Aux quatre coins de France, ils témoignent de leur moisson 2025
TNC le 11/07/2025 à 05:02
Après une année 2024 vraiment difficile, les résultats sont globalement en hausse cette campagne, même si des disparités subsistent selon les territoires. Au 10 juillet, des agriculteurs de l’Ain, la Charente, la Dordogne, l’Eure et les Vosges livrent leurs retours de cette moisson déjà bien entamée.
Chez Benoît, installé à Bécheresse, au sud de la Charente, « la moisson se termine, avec environ 8 à 10 jours en avance. En blé tendre, on est autour de 93 q/ha, alors que la moyenne décennale se situe plutôt autour des 75-80 q/ha, indique l’agriculteur. On a eu une grosse période de pluie en avril, qui a été bénéfique aux parcelles implantées, mais pas pour les semis de printemps et on a eu aussi une bonne alternance entre pluie et soleil ensuite, durant le mois de mai. Les PS sont bons (79 à 84 kg/hl), mais les taux de protéines sont un peu faibles, entre 9,5 et 10,5 %. En colza, on tourne autour de 40 q/ha et c’est une très bonne année en orge également, chez les voisins (+ 10-15 q/ha par rapport aux moyennes habituelles) ».

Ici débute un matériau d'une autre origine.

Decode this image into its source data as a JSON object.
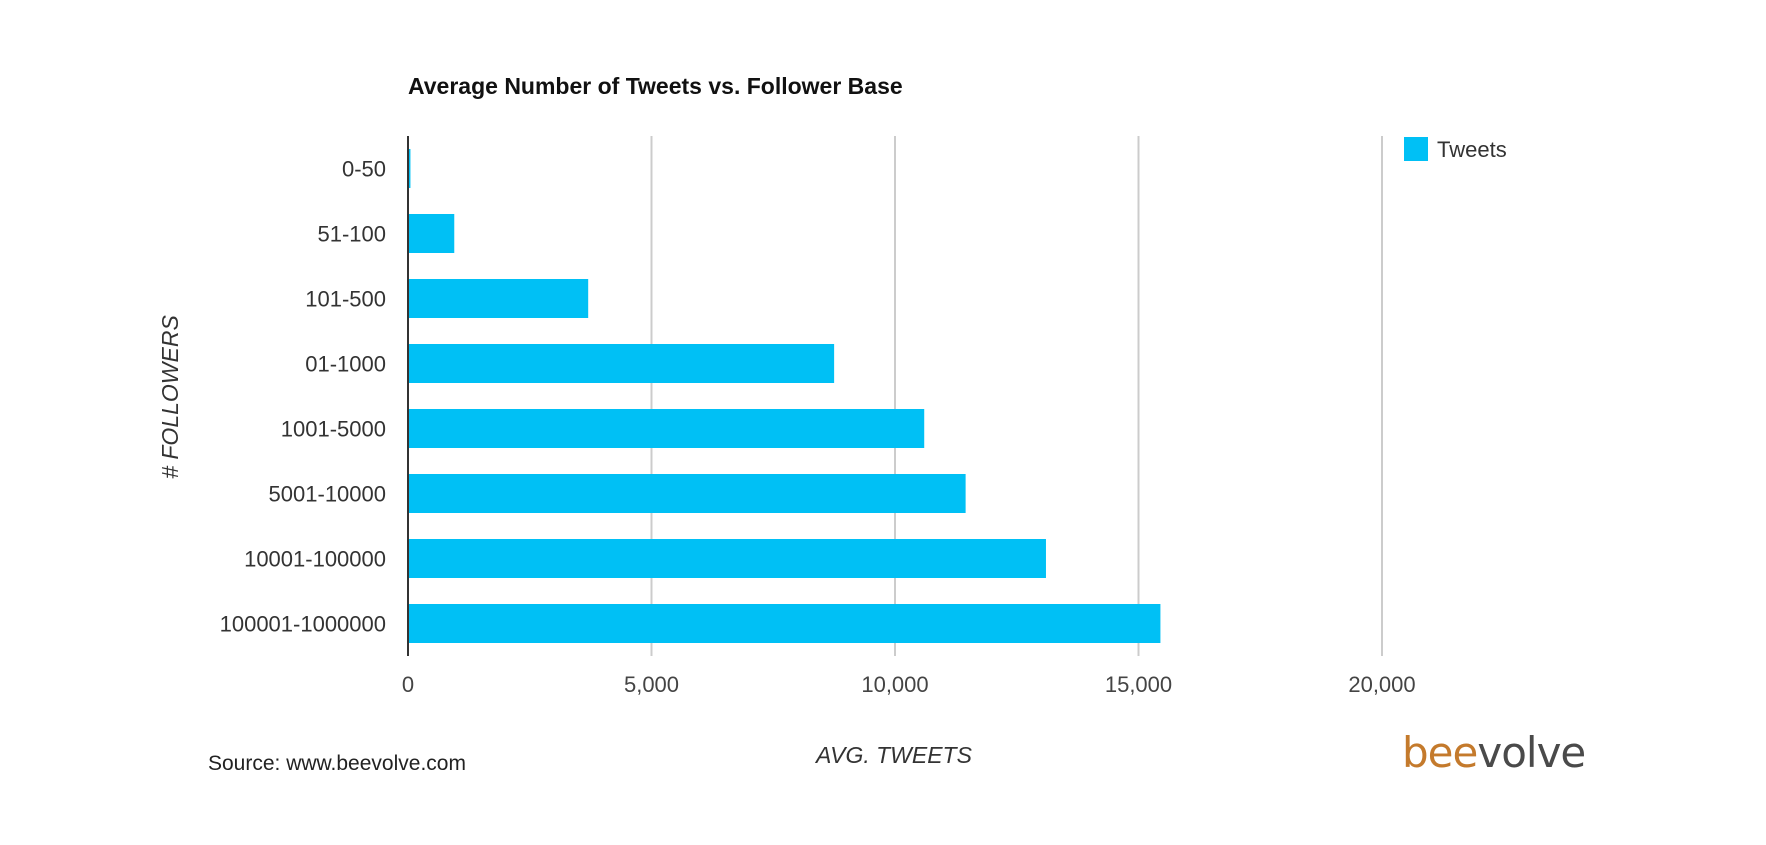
{
  "chart_data": {
    "type": "bar",
    "orientation": "horizontal",
    "title": "Average Number of Tweets vs. Follower Base",
    "xlabel": "AVG. TWEETS",
    "ylabel": "# FOLLOWERS",
    "categories": [
      "0-50",
      "51-100",
      "101-500",
      "01-1000",
      "1001-5000",
      "5001-10000",
      "10001-100000",
      "100001-1000000"
    ],
    "series": [
      {
        "name": "Tweets",
        "values": [
          50,
          950,
          3700,
          8750,
          10600,
          11450,
          13100,
          15450
        ]
      }
    ],
    "xlim": [
      0,
      20000
    ],
    "xticks": [
      0,
      5000,
      10000,
      15000,
      20000
    ],
    "xtick_labels": [
      "0",
      "5,000",
      "10,000",
      "15,000",
      "20,000"
    ],
    "grid": "vertical",
    "legend": "top-right",
    "color": "#00c0f5"
  },
  "footer": {
    "source": "Source: www.beevolve.com",
    "logo_part1": "bee",
    "logo_part2": "volve",
    "logo_color1": "#c47a2c",
    "logo_color2": "#4a4a4a"
  }
}
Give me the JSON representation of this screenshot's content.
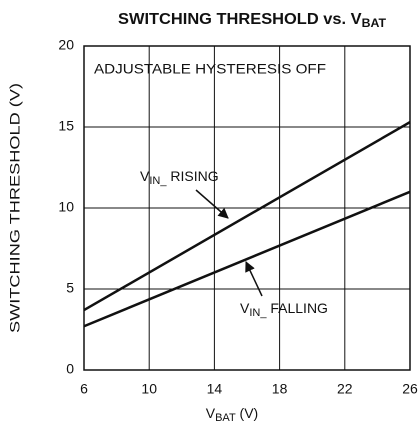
{
  "chart_data": {
    "type": "line",
    "title_parts": [
      "SWITCHING THRESHOLD vs. V",
      "BAT"
    ],
    "x_label_parts": [
      "V",
      "BAT",
      " (V)"
    ],
    "y_label": "SWITCHING THRESHOLD (V)",
    "x": [
      6,
      26
    ],
    "series": [
      {
        "color": "#111111",
        "values": [
          3.7,
          15.3
        ]
      },
      {
        "color": "#111111",
        "values": [
          2.7,
          11.0
        ]
      }
    ],
    "annotations": [
      {
        "text": "ADJUSTABLE HYSTERESIS OFF"
      },
      {
        "parts": [
          "V",
          "IN_",
          " RISING"
        ]
      },
      {
        "parts": [
          "V",
          "IN_",
          " FALLING"
        ]
      }
    ],
    "xlim": [
      6,
      26
    ],
    "xticks": [
      6,
      10,
      14,
      18,
      22,
      26
    ],
    "ylim": [
      0,
      20
    ],
    "yticks": [
      0,
      5,
      10,
      15,
      20
    ],
    "grid": true
  }
}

Le producteur s’inquiète, en revanche, de l’état des cultures de printemps : « cela fait un mois et demi qu’on n’a pas d’eau, il faudrait au moins 30 mm pour les maïs et les tournesols ». Un constat partagé par Nicolas Gaillard, installé en polyculture-élevage et entrepreneur de travaux agricoles au nord de la Dordogne : « les maïs sont en train de griller sur pied ! ».
« Le potentiel était là »
L’agriculteur a démarré la moisson le 18 juin, « sitôt les foins finis ». « Les orges d’hiver sont de très bonne qualité, avec un PS élevé et des rendements allant de 65 à 80 q/ha. Les colzas sont assez beaux, sauf un incident sur une parcelle, la moyenne est à 35 q/ha, avec des parcelles « normales » à 50 q/ha, donc le potentiel était là ». « Les blés sont assez bons avec des résultats compris entre 60 et 80 q/ha, un PS de 79 à 85 kg/hl et un taux de protéines autour de 10-11 %. Et on vient tout juste de démarrer le triticale ».
Les premiers retours sont bons pour le Groupe Carré, dans les Hauts-de-France :
Dans les Vosges, la moisson semble moins précoce. Gérard Antoine est en train de finir de faucher les orges d’hiver. « On est largement surpris cette année, dans le bon sens du terme. Les rendements sont estimés à 80-90 q/ha, contre 65-70 q/ha habituellement et la qualité est bonne », explique l’agriculteur qui fait aussi de la prestation de récolte.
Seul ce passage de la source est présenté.